Tapir Masuk Daftar Satwa Dilindungi
BKSDA kembali mengingatkan bahwa tapir termasuk satwa yang memperoleh perlindungan berdasarkan peraturan perundang-undangan di Indonesia.
Oleh karena itu, setiap orang wajib menjaga keberadaan satwa tersebut. Selain itu, setiap tindakan berupa perburuan, pembunuhan, perdagangan, maupun bentuk pelanggaran lain terhadap satwa dilindungi dapat dikenai sanksi sesuai ketentuan hukum yang berlaku.

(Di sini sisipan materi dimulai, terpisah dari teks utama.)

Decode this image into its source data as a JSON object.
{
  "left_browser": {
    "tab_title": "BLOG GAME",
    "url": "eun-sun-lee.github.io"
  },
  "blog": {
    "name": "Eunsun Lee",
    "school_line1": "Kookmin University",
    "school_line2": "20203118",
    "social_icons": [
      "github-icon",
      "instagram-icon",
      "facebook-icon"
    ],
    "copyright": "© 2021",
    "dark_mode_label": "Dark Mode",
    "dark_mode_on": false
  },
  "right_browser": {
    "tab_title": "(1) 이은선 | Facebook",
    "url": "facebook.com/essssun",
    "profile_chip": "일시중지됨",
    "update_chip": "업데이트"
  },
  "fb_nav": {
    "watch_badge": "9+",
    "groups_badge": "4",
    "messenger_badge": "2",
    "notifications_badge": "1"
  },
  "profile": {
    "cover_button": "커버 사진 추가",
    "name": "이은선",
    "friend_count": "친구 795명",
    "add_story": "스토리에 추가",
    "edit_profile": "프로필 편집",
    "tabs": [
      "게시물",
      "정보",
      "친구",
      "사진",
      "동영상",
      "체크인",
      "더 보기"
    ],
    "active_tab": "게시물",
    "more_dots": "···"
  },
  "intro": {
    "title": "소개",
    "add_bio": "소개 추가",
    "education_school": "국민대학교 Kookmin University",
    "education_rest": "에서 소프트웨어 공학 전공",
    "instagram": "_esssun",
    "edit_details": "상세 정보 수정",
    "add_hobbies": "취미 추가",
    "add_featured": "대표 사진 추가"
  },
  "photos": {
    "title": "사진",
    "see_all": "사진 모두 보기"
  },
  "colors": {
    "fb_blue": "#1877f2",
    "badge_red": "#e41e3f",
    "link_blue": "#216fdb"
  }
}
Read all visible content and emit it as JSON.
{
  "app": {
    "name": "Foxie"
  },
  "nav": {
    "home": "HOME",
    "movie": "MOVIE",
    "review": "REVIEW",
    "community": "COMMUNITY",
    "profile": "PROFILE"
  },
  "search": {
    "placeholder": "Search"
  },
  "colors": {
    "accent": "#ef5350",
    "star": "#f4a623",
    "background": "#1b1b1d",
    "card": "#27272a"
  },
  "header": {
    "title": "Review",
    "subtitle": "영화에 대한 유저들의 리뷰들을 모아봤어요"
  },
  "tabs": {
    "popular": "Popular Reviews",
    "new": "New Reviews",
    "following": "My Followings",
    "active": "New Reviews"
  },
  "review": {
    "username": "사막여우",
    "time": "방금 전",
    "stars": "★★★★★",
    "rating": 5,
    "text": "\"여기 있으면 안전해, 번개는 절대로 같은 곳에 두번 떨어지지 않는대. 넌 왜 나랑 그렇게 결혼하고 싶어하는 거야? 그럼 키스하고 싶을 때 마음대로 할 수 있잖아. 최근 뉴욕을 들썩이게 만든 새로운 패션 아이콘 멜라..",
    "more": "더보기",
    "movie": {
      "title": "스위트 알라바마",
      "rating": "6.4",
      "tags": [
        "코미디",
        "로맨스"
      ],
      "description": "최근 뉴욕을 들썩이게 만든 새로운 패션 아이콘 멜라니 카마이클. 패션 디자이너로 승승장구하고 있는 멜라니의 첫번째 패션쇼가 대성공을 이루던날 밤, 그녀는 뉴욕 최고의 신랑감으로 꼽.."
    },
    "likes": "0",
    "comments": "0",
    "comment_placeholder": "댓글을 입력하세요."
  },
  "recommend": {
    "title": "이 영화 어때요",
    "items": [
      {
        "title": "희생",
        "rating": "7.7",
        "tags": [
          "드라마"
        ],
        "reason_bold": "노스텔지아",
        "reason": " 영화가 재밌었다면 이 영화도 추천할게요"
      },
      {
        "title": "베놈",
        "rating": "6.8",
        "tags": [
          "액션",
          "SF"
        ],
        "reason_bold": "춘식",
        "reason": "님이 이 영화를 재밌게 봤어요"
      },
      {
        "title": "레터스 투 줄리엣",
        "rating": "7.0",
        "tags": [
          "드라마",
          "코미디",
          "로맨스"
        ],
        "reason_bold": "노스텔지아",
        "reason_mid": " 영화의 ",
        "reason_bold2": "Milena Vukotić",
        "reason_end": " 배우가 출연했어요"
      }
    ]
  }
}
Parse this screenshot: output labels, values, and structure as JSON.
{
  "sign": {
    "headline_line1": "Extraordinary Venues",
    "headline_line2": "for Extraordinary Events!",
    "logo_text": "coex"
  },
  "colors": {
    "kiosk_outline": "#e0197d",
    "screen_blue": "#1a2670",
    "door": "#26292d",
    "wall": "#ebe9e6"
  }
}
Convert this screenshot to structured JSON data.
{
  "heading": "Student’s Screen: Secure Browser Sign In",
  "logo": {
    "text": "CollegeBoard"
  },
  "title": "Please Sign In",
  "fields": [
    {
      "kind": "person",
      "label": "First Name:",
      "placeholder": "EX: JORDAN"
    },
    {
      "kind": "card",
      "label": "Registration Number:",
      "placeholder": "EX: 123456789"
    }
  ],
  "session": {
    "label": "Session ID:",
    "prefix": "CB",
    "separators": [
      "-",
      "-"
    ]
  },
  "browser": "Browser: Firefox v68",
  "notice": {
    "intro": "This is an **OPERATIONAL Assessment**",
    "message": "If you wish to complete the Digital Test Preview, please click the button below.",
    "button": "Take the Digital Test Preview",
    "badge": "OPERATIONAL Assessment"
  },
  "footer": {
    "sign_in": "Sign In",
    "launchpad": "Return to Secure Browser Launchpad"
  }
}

BKSDA juga terus mengajak masyarakat untuk berperan aktif dalam menjaga kelestarian satwa liar. Upaya konservasi memerlukan dukungan seluruh pihak agar keseimbangan ekosistem tetap terjaga.
Kasus Viral Jadi Perhatian Publik
Kasus ini menjadi perhatian publik setelah video kemunculan tapir di Jalan Lintas Register 45, Kabupaten Mesuji, menyebar luas melalui media sosial.
Tidak lama kemudian, beredar video lain yang memperlihatkan bangkai tapir telah dipotong-potong. Rekaman itu mendorong BKSDA dan kepolisian mempercepat koordinasi serta penyelidikan.
Selanjutnya, tim gabungan mendalami seluruh informasi yang beredar dengan mengumpulkan keterangan dan bukti di lapangan. Langkah tersebut bertujuan untuk memastikan setiap fakta sesuai dengan hasil penyelidikan.
Hingga berita ini ditulis, penyidik masih melanjutkan proses hukum terhadap para terduga pelaku. Sementara itu, BKSDA kembali mengimbau masyarakat agar segera melaporkan keberadaan satwa liar kepada petugas dan tidak mengambil tindakan yang dapat membahayakan satwa maupun keselamatan manusia.
Kasus kematian tapir ini sekaligus menjadi pengingat bahwa satwa liar memiliki peran penting dalam menjaga keseimbangan alam. Oleh sebab itu, masyarakat, pemerintah, dan seluruh pemangku kepentingan perlu memperkuat kerja sama untuk melindungi satwa yang hidup di habitat alaminya.
Selain penegakan hukum, edukasi kepada masyarakat juga memegang peranan penting dalam mencegah kejadian serupa. Dengan meningkatnya pemahaman mengenai konservasi, masyarakat dapat memberikan respons yang tepat ketika bertemu satwa liar di luar habitatnya tanpa melakukan tindakan yang melanggar hukum.